I don't have a linux desktop handy, I'll create a full suite of screenshots in various environments and languages to post on the website.




Thanks for working on this. I’ve always been into type and hand-lettering, did a bit of letterpress work, am almost done with a graphic design BFA where I really dug into type and typesetting. I also spent the last 12 years as a developer (and also interface design most recently,) and the better part of the prior decade in nix systems administration and software support… monospaced fonts are a bizarrely perfect convergence of interests! I also applaud your willingness to solicit open critique from folks outside the field. The domain the font is hosted on indicates you do design work professionally, so I’ll offer a customarily frank ‘pinned up on the wall in the studio’ design critique. Apologies if it seems overly frank. I only offer it because I think it’s worth critiquing.

Based on this screenshot, the readability suffers because the typographic color (edit for non-type-nerds… basically the density of ink in any block of text if printed in black)* is too dark. Single lines aren’t bad even if words could stand to be tracked out a touch, but the density makes entire blocks pretty tough to parse quickly, which is a showstopper for scanning logs. Outside of a terminal, you could mitigate it with leading and tracking to some extent. Even then, the combination of slightly heavy stroke weight, tall x-height, and comparatively tight packing make it feel pretty cramped.

Formally, the glyphs generally sit nicely as well-balanced individual artifacts, but the relationships don’t materialize to form visually fluid words. For example, if you look at “BERKELEY” in your title SVG, the slope on top of the B and R either needs to start later or needs to be more severe. With the strong horizontal created by the cap line in all the other letters, the very slight curve starting that early makes it seem uneven rather than softened. There isn’t enough horizontal momentum or obvious departure from it to look deliberate, and everything else is too uniform for that subtlety to look appropriate. Menlo, as probably the closest mono analog, resolves that tension by starting the curve later and making giving it a more deliberate attack.

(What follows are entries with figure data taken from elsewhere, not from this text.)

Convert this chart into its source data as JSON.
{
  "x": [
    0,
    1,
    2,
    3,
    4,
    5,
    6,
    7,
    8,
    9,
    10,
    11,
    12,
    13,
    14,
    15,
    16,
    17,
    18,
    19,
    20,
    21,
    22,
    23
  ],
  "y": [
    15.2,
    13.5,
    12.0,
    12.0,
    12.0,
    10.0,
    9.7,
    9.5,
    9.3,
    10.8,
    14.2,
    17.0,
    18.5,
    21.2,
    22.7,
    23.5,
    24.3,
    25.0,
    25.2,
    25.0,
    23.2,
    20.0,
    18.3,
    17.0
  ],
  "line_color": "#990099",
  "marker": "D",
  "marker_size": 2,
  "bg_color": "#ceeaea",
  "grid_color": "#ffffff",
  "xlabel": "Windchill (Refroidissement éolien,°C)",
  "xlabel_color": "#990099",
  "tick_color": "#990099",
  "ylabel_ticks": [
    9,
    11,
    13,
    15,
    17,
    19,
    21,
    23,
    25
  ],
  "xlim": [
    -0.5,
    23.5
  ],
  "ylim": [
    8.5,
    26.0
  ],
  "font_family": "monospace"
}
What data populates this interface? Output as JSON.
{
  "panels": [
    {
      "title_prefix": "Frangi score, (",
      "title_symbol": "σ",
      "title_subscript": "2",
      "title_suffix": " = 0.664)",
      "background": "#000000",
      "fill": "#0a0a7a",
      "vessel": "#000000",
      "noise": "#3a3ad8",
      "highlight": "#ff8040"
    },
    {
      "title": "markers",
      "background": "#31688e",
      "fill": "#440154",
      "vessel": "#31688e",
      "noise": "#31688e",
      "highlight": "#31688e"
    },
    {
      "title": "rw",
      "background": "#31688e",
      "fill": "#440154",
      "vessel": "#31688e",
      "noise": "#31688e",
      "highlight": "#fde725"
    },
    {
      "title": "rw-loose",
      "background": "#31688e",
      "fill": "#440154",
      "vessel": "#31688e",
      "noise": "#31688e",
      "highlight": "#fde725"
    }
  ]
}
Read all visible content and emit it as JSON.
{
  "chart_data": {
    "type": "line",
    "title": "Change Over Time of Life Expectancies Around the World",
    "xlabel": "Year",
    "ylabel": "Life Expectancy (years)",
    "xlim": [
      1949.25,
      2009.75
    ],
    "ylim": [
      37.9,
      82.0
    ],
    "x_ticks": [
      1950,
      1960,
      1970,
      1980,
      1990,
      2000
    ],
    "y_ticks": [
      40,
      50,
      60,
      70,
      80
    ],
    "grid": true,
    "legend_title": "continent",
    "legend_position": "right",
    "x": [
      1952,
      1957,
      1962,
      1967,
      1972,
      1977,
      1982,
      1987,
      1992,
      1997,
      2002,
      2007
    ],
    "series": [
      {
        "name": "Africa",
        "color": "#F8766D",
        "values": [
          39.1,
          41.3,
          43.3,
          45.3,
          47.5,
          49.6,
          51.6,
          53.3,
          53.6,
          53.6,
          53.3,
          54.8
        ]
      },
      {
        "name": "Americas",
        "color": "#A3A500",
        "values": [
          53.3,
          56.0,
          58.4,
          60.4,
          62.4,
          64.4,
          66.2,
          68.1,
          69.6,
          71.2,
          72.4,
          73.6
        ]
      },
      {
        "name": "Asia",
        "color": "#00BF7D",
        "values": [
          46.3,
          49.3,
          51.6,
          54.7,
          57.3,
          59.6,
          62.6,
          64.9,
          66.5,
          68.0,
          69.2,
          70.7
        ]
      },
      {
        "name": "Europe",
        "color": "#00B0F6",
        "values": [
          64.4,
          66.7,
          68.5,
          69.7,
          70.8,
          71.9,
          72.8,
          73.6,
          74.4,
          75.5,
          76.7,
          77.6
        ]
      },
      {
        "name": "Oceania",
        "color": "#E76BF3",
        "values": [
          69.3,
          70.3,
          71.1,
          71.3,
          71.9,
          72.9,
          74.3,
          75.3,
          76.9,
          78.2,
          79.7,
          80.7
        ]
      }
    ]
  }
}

I don’t think this has too far to go before being adapted, but those types of issues are what I’d expect to see in an open source type family rather than a $75 bundle. Having a flat price and throwing in a bunch of extra seats compared to the big foundries doesn’t really make sense. To business customers, $75 once vs some user based licensing billed out periodically doesn’t make much of a difference. Individual folks hesitate to pay $39 for Matthew Carter’s gorgeous Big Caslon because they don’t want to pay $39, not because they don’t get enough seats.